Warning: Copper compounds are toxic. Do not eat or drink them. Alkalis are corrosive. Wear gloves.
You will need:
Dissolve copper(II) chloride (how to make it is found at http://lanthanumkchemistry.over-blog.com/article-how-to-make-copper-ii-chloride-76079848.html) in water. Divide it into three parts. To one, add sodium bicarbonate. You will form copper(II) bicarbonate, which decomposes instantly, releasing carbon dioxide and converting to copper(II) carbonate.

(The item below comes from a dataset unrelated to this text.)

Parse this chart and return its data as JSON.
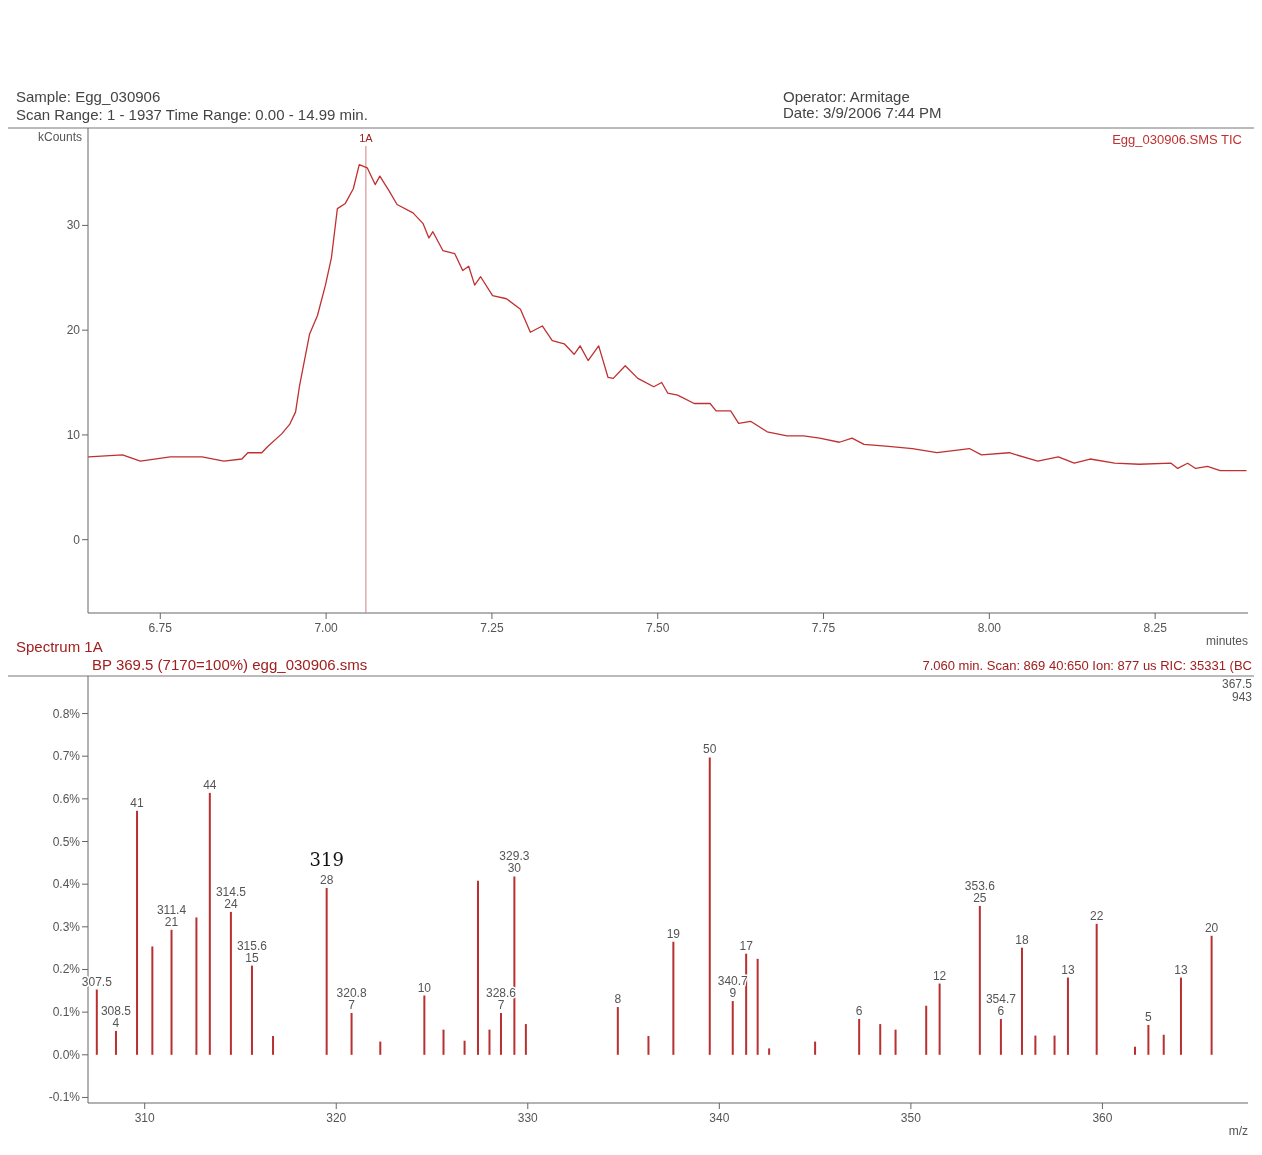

To the next solution, add sodium carbonate. A blue-green precipitate of copper(II) carbonate will be formed. Basic copper(II) carbonate, where some of the carbonate is replaced with hydroxide, may be formed as well.
To the next solution, add sodium hydroxide. A gelatinaceous blue precipitate of copper(II) hydroxide forms, which decomposes when wet for an extended period of time to black copper(II) oxide. It reacts with carbon dioxide in the air to make basic copper carbonate.
Filter and dry all of these precipitates. Heat them in a test tube or an aluminium foil boat (if you are cheap). They will turn black and create copper(II) oxide, releasing water vapor, carbon dioxide, or both.
The picture on the left is copper(II) carbonate. The picture on the right is copper(II) oxide.